To be considered for a modern or graduate level apprenticeship programme in Scotland, you need to have reached the Scottish statutory minimum school leaving age – for most people that’s 16. You also need to be:
- living in Scotland
- not in full-time education
Foundation apprenticeships are available for students in school, to take alongside their Highers and National 5s
Unlike in school, at college or on a traditional degree course, much of your learning will be through on-the-job training in your place of work.
An apprenticeship may suit you if you:
- have a clear idea of the job role or career you want to pursue
- are ready to start work with an employer – an apprenticeship is primarily a job
- want to continue studying at a higher level, and would prefer a more practical and work-related approach to learning
- are well organised and able to cope with the competing demands of work and learning at the same time
- like the idea of using the experience you gain in the workplace to support your learning
Whatever career path you would like to follow, you need to find out whether you’re able to reach your career goals through an apprenticeship, or if you need to or would prefer to study full-time at university or college.
Apprenticeships aren’t the ‘easy option’ – holding down a full-time job and studying takes commitment and hard work, and it won’t be right for everyone.
It’s competitive out there…
There are a limited number of apprenticeship vacancies, particularly at SCQF Level 8 and above — but this is likely to change as additional apprenticeships are developed, and more places become available.
Help and support
Apprenticeships.scot — a good source of information about vacancies.
My World of Work will help you make the most of your CV and interview skills and techniques.You can call My World of Work on 0800 917 8000
Into Apprenticeships — Guide for disabled people
Disability Rights UK has produced this guide, answering common questions, such as how to find an apprenticeship, whether the training will be accessible, and what support is available in the workplace.

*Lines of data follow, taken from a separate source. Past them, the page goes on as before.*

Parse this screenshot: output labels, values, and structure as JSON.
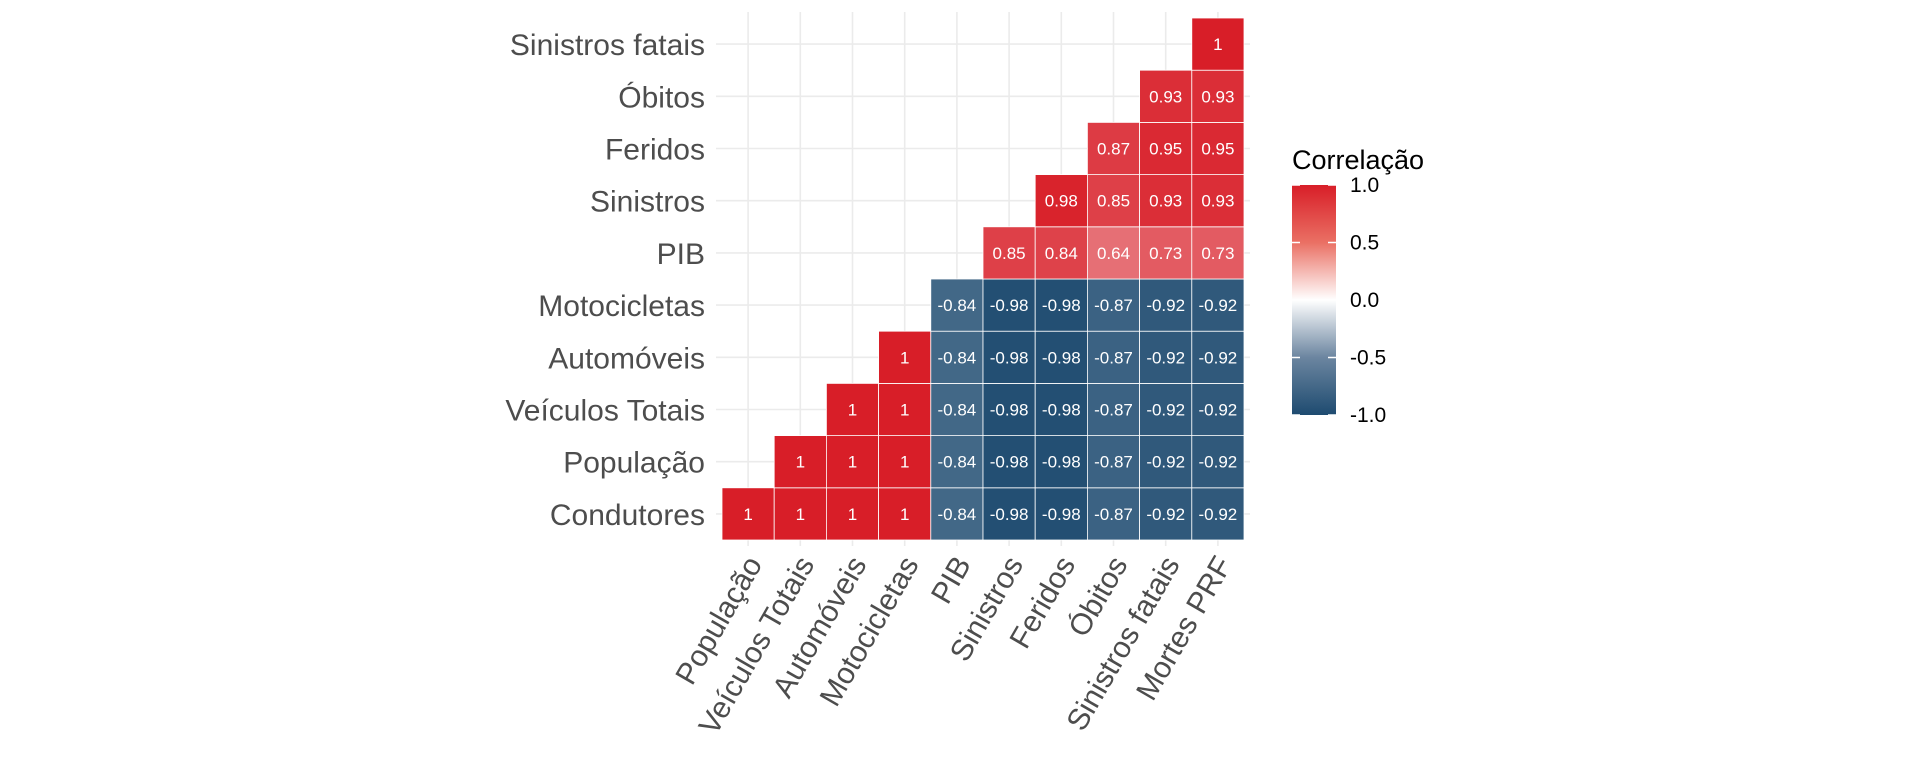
{
  "chart_data": {
    "type": "heatmap",
    "title": "",
    "xlabel": "",
    "ylabel": "",
    "x_categories": [
      "População",
      "Veículos Totais",
      "Automóveis",
      "Motocicletas",
      "PIB",
      "Sinistros",
      "Feridos",
      "Óbitos",
      "Sinistros fatais",
      "Mortes PRF"
    ],
    "y_categories": [
      "Condutores",
      "População",
      "Veículos Totais",
      "Automóveis",
      "Motocicletas",
      "PIB",
      "Sinistros",
      "Feridos",
      "Óbitos",
      "Sinistros fatais"
    ],
    "values": [
      [
        1,
        1,
        1,
        1,
        -0.84,
        -0.98,
        -0.98,
        -0.87,
        -0.92,
        -0.92
      ],
      [
        null,
        1,
        1,
        1,
        -0.84,
        -0.98,
        -0.98,
        -0.87,
        -0.92,
        -0.92
      ],
      [
        null,
        null,
        1,
        1,
        -0.84,
        -0.98,
        -0.98,
        -0.87,
        -0.92,
        -0.92
      ],
      [
        null,
        null,
        null,
        1,
        -0.84,
        -0.98,
        -0.98,
        -0.87,
        -0.92,
        -0.92
      ],
      [
        null,
        null,
        null,
        null,
        -0.84,
        -0.98,
        -0.98,
        -0.87,
        -0.92,
        -0.92
      ],
      [
        null,
        null,
        null,
        null,
        null,
        0.85,
        0.84,
        0.64,
        0.73,
        0.73
      ],
      [
        null,
        null,
        null,
        null,
        null,
        null,
        0.98,
        0.85,
        0.93,
        0.93
      ],
      [
        null,
        null,
        null,
        null,
        null,
        null,
        null,
        0.87,
        0.95,
        0.95
      ],
      [
        null,
        null,
        null,
        null,
        null,
        null,
        null,
        null,
        0.93,
        0.93
      ],
      [
        null,
        null,
        null,
        null,
        null,
        null,
        null,
        null,
        null,
        1
      ]
    ],
    "color_scale": {
      "low": "#1e4b70",
      "mid": "#ffffff",
      "high": "#d81e28",
      "limits": [
        -1,
        1
      ]
    },
    "legend": {
      "title": "Correlação",
      "ticks": [
        1.0,
        0.5,
        0.0,
        -0.5,
        -1.0
      ],
      "tick_labels": [
        "1.0",
        "0.5",
        "0.0",
        "-0.5",
        "-1.0"
      ],
      "placement": "right"
    },
    "grid": true
  }
}
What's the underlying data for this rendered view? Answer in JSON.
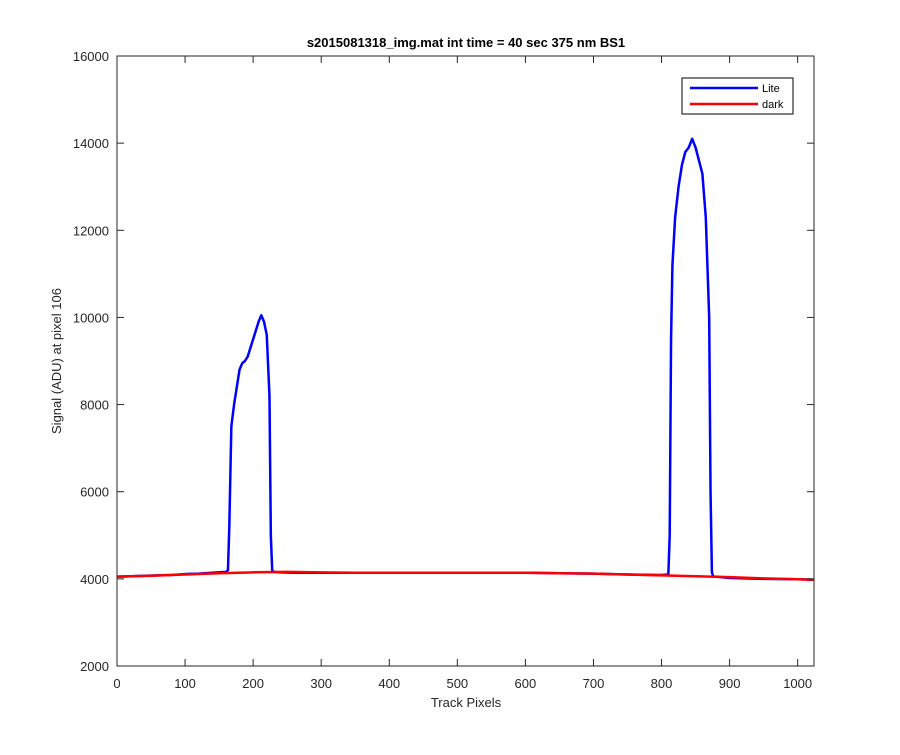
{
  "figure": {
    "background": "#ffffff",
    "axes_color": "#262626"
  },
  "chart_data": {
    "type": "line",
    "title": "s2015081318_img.mat int time = 40 sec  375 nm BS1",
    "xlabel": "Track Pixels",
    "ylabel": "Signal (ADU) at pixel 106",
    "xlim": [
      0,
      1024
    ],
    "ylim": [
      2000,
      16000
    ],
    "xticks": [
      0,
      100,
      200,
      300,
      400,
      500,
      600,
      700,
      800,
      900,
      1000
    ],
    "yticks": [
      2000,
      4000,
      6000,
      8000,
      10000,
      12000,
      14000,
      16000
    ],
    "grid": false,
    "legend_position": "top-right",
    "series": [
      {
        "name": "Lite",
        "color": "#0000ff",
        "x": [
          0,
          20,
          40,
          60,
          80,
          100,
          120,
          140,
          160,
          163,
          165,
          168,
          172,
          176,
          180,
          184,
          188,
          192,
          196,
          200,
          204,
          208,
          212,
          216,
          220,
          224,
          226,
          228,
          230,
          240,
          260,
          280,
          300,
          350,
          400,
          450,
          500,
          550,
          600,
          650,
          700,
          750,
          800,
          810,
          812,
          814,
          816,
          820,
          825,
          830,
          835,
          840,
          845,
          850,
          855,
          860,
          865,
          870,
          872,
          874,
          876,
          880,
          900,
          950,
          1000,
          1024
        ],
        "y": [
          4050,
          4060,
          4070,
          4080,
          4090,
          4110,
          4120,
          4140,
          4160,
          4200,
          5200,
          7500,
          8000,
          8400,
          8800,
          8950,
          9000,
          9100,
          9300,
          9500,
          9700,
          9900,
          10050,
          9900,
          9600,
          8200,
          5000,
          4200,
          4160,
          4150,
          4140,
          4140,
          4140,
          4140,
          4140,
          4140,
          4140,
          4140,
          4140,
          4130,
          4120,
          4100,
          4090,
          4100,
          5000,
          9500,
          11200,
          12300,
          13000,
          13500,
          13800,
          13900,
          14100,
          13900,
          13600,
          13300,
          12300,
          10000,
          6000,
          4150,
          4050,
          4050,
          4020,
          4000,
          3990,
          3980
        ]
      },
      {
        "name": "dark",
        "color": "#ff0000",
        "x": [
          0,
          50,
          100,
          150,
          200,
          250,
          300,
          350,
          400,
          450,
          500,
          550,
          600,
          650,
          700,
          750,
          800,
          850,
          900,
          950,
          1000,
          1024
        ],
        "y": [
          4050,
          4070,
          4100,
          4130,
          4150,
          4160,
          4150,
          4140,
          4140,
          4140,
          4140,
          4140,
          4140,
          4130,
          4120,
          4100,
          4080,
          4060,
          4040,
          4010,
          3990,
          3980
        ]
      }
    ]
  }
}
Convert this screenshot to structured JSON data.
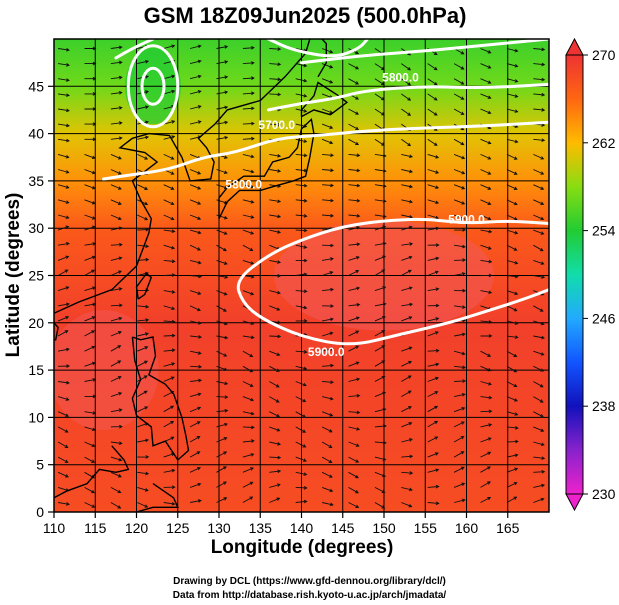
{
  "chart_data": {
    "type": "heatmap",
    "title": "GSM 18Z09Jun2025 (500.0hPa)",
    "xlabel": "Longitude (degrees)",
    "ylabel": "Latitude  (degrees)",
    "xlim": [
      110,
      170
    ],
    "ylim": [
      0,
      50
    ],
    "xticks": [
      110,
      115,
      120,
      125,
      130,
      135,
      140,
      145,
      150,
      155,
      160,
      165
    ],
    "yticks": [
      0,
      5,
      10,
      15,
      20,
      25,
      30,
      35,
      40,
      45
    ],
    "colorbar": {
      "min": 230,
      "max": 270,
      "ticks": [
        230,
        238,
        246,
        254,
        262,
        270
      ],
      "stops": [
        {
          "value": 230,
          "color": "#ee22cc"
        },
        {
          "value": 234,
          "color": "#8822cc"
        },
        {
          "value": 238,
          "color": "#1111bb"
        },
        {
          "value": 242,
          "color": "#1155ff"
        },
        {
          "value": 246,
          "color": "#22aaff"
        },
        {
          "value": 250,
          "color": "#11ddaa"
        },
        {
          "value": 254,
          "color": "#22cc33"
        },
        {
          "value": 258,
          "color": "#88dd11"
        },
        {
          "value": 262,
          "color": "#ffbb00"
        },
        {
          "value": 266,
          "color": "#ff6611"
        },
        {
          "value": 270,
          "color": "#ee3333"
        }
      ]
    },
    "temperature_field": {
      "description": "500hPa temperature (K), shaded",
      "zones": [
        {
          "lat": 50,
          "value": 255
        },
        {
          "lat": 45,
          "value": 257
        },
        {
          "lat": 40,
          "value": 261
        },
        {
          "lat": 35,
          "value": 264
        },
        {
          "lat": 30,
          "value": 267
        },
        {
          "lat": 20,
          "value": 269
        },
        {
          "lat": 0,
          "value": 268
        }
      ]
    },
    "contours": [
      {
        "label": "5800.0",
        "points": [
          [
            140,
            47.5
          ],
          [
            148,
            48.3
          ],
          [
            156,
            48.8
          ],
          [
            164,
            49.5
          ],
          [
            170,
            50
          ]
        ]
      },
      {
        "label": "5700.0",
        "points": [
          [
            136,
            42.5
          ],
          [
            140,
            43.2
          ],
          [
            144,
            43.7
          ],
          [
            148,
            44.6
          ],
          [
            155,
            45.0
          ],
          [
            162,
            44.8
          ],
          [
            170,
            45.2
          ]
        ]
      },
      {
        "label": "5800.0",
        "points": [
          [
            116,
            35.2
          ],
          [
            119,
            35.6
          ],
          [
            124,
            36.2
          ],
          [
            128,
            37.5
          ],
          [
            132,
            38.0
          ],
          [
            137,
            39.5
          ],
          [
            142,
            39.8
          ],
          [
            148,
            40.3
          ],
          [
            155,
            40.6
          ],
          [
            162,
            40.8
          ],
          [
            170,
            41.2
          ]
        ]
      },
      {
        "label": "5900.0",
        "points": [
          [
            170,
            30.5
          ],
          [
            165,
            30.8
          ],
          [
            160,
            30.5
          ],
          [
            155,
            31.0
          ],
          [
            150,
            30.8
          ],
          [
            145,
            30.2
          ],
          [
            140,
            28.8
          ],
          [
            136,
            27.2
          ],
          [
            132,
            24.5
          ],
          [
            132.8,
            22.2
          ],
          [
            135,
            20.5
          ],
          [
            140,
            18.5
          ],
          [
            146,
            17.5
          ],
          [
            152,
            18.8
          ],
          [
            158,
            20.0
          ],
          [
            163,
            21.4
          ],
          [
            167,
            22.5
          ],
          [
            170,
            23.5
          ]
        ]
      },
      {
        "label": "",
        "points": [
          [
            117.5,
            48
          ],
          [
            119.5,
            49
          ],
          [
            122,
            50
          ]
        ]
      },
      {
        "label": "",
        "points": [
          [
            136,
            50
          ],
          [
            139,
            48.8
          ],
          [
            144,
            48.0
          ],
          [
            147,
            49.0
          ],
          [
            148,
            50
          ]
        ]
      }
    ],
    "low_center": {
      "lon": 122,
      "lat": 45,
      "ring_radii_deg": [
        2.0,
        4.5
      ]
    },
    "annotations": [
      {
        "text": "5800.0",
        "lon": 152,
        "lat": 45.5
      },
      {
        "text": "5700.0",
        "lon": 137,
        "lat": 40.5
      },
      {
        "text": "5800.0",
        "lon": 133,
        "lat": 34.2
      },
      {
        "text": "5900.0",
        "lon": 160,
        "lat": 30.5
      },
      {
        "text": "5900.0",
        "lon": 143,
        "lat": 16.5
      }
    ]
  },
  "credits": {
    "line1": "Drawing by DCL (https://www.gfd-dennou.org/library/dcl/)",
    "line2": "Data from http://database.rish.kyoto-u.ac.jp/arch/jmadata/"
  }
}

There are several inspiring stories written by disabled apprentices about their own experiences and the challenges they faced. It also contains a useful resources section listing further websites, publications, and organisations which can help.
International students thinking about applying for apprenticeships in Scotland must be resident and eligible to work in Scotland, and have the necessary visas. International applicants need to contact the university/college and employer to check their eligibility criteria.